Benefit corporation Singularity University (SU) is in ambitious pursuit of solutions for eleven “global grand challenges” that its experts have identified: environment, security, health, learning, energy, food, prosperity, water, space, disaster resilience, and governance. SU hopes to use technology to address these challenges with the support of its Developing Organization Partners and their expertise. The latest partner is with human rights organization Amnesty International – a partnership that will focus on applying technological innovations to address the human rights issues associated with security and governance.

“Many human rights challenges arising from conflicts, persecution and inequality can seem daunting and unsolvable,” the deputy director of global issues at Amnesty International, Sherif Elsayed-Ali, said. “In addressing them, we must combine investigations with activism and practical solutions. With innovative uses of technology, we can develop new ways of raising awareness of human rights issues, engage more people and find practical solutions for human rights problems.”

Their first initiative will use virtual reality (VR) as a public engagement tool to help inspire action and empower activists. Amnesty International ran a successful VR campaign in 2015 that virtually transported people to the war-torn streets of Aleppo, Syria, where thousands of civilians have died as a result of barrel bombings.

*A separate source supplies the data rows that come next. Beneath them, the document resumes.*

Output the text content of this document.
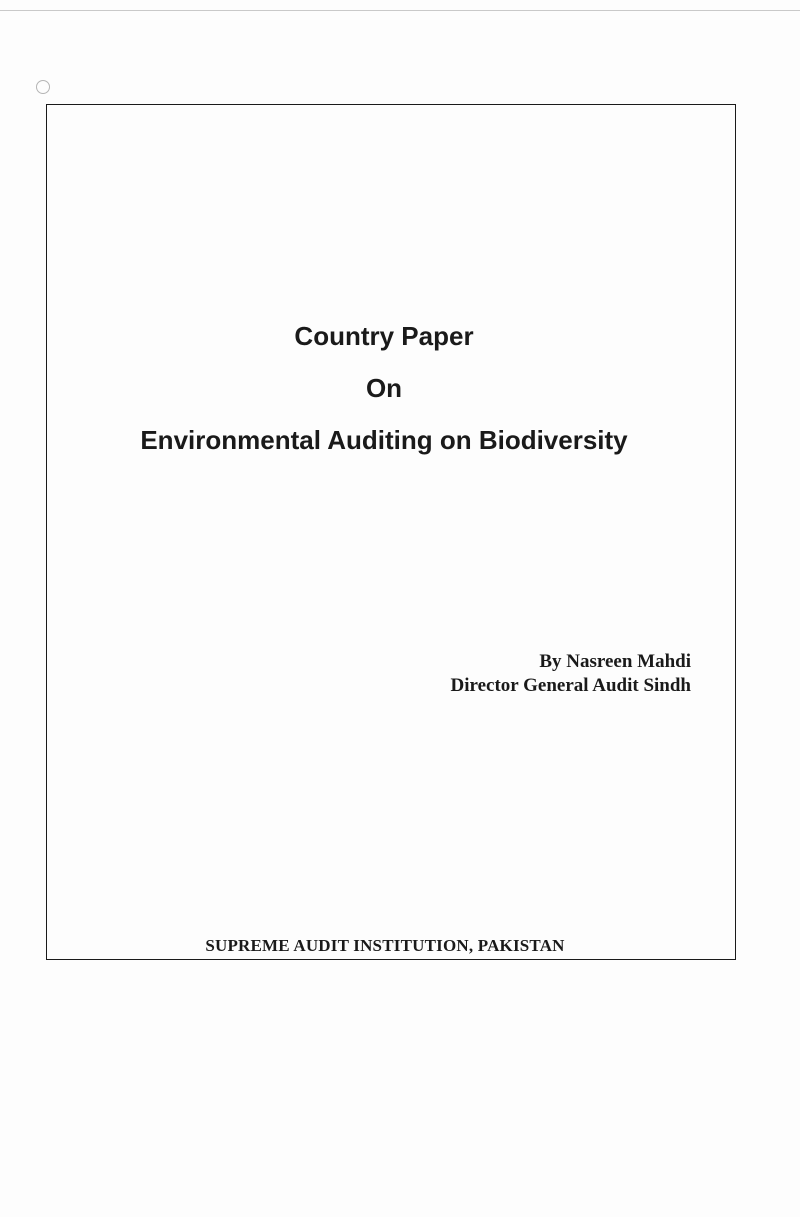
Country Paper
On
Environmental Auditing on Biodiversity
By Nasreen Mahdi
Director General Audit Sindh
SUPREME AUDIT INSTITUTION, PAKISTAN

The experience attempted to capture the devastation caused by the bombings and “elicited both a strong, emotional responses from the public and a high level of donor engagement.”

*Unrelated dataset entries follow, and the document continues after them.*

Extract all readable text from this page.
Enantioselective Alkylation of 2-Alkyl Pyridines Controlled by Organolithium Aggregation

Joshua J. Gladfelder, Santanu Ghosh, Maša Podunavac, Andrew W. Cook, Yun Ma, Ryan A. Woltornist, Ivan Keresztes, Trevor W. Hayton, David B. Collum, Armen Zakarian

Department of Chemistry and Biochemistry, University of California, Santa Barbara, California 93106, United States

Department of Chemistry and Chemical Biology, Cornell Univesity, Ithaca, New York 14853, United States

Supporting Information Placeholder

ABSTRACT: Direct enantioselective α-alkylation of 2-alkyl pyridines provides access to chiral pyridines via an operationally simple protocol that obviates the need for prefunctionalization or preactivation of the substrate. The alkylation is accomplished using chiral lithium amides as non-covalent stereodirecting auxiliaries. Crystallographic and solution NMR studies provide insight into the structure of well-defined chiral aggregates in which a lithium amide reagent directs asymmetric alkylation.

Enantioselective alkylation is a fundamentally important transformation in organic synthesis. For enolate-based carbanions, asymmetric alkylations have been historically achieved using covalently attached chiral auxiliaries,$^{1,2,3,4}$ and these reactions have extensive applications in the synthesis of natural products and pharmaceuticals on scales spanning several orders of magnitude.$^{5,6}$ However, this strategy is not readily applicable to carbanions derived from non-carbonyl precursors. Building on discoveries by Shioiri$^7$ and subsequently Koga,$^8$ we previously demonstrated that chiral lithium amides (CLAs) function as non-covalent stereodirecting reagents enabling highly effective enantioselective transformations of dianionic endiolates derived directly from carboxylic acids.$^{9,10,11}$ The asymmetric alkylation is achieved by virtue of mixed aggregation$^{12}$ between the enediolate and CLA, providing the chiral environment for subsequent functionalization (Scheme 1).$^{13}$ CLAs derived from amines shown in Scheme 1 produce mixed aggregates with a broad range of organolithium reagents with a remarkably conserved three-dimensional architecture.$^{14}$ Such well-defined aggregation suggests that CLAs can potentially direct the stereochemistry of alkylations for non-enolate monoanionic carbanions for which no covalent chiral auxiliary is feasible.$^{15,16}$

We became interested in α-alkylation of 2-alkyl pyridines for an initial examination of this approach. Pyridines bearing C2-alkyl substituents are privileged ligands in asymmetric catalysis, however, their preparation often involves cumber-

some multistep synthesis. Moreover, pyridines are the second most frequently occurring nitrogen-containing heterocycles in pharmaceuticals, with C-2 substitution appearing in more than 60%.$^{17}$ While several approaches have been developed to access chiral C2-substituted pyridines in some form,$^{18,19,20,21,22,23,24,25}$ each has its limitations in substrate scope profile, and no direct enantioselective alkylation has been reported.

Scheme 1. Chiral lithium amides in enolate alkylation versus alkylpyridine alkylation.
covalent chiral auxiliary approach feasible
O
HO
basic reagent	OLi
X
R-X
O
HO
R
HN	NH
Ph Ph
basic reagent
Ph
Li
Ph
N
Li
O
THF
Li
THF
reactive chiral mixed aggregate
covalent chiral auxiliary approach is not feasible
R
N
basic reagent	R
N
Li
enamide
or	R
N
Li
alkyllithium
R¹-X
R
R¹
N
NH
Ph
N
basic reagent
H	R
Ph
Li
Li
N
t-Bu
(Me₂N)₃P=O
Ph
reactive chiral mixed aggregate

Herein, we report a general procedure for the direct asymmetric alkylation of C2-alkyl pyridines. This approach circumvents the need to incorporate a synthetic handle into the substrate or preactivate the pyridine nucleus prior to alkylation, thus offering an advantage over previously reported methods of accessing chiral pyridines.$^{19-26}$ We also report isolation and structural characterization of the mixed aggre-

“Core to Singularity University is our mission to ensure basic needs are met for all people, sustain and improve quality of life and mitigate future risks,” Rob Nail, the CEO and associate founder of SU, said. “Today, we are at a pivotal moment where technology has the power to significantly impact this mission, as demonstrated by Amnesty International's ability to leverage virtual reality to help with its social justice campaigns.”

Amnesty International will also add insights to SU conferences and its Global Solutions Program (GSP), a 10-week intensive education program. Existing SU Developing Organization Partners include Yunus Social Business, UNICEF, Ashoka, SociaLab, Stockholm Resilience Centre, World Resources Institute, Field Innovation Team, and Viva Rio.

“We look forward to future collaborations, and the opportunity to explore with them other powerful tools ranging from 3D printing to robotics,” Nail added.

The United Nations’ launch of the Sustainable Development Goals (SDGs) last year spurred a series of similar collaborations, including a recent commitment from 30 CEOs to halve global food waste by 2030 and a call to action from the Consumer Goods Forum to fight forced labor. Meanwhile, Hewlett Packard is looking to the diverse perspectives of the public for potential solutions: the company’s Living Progress Challenge is seeking ideas and proposals for technological solutions that can improve people’s lives.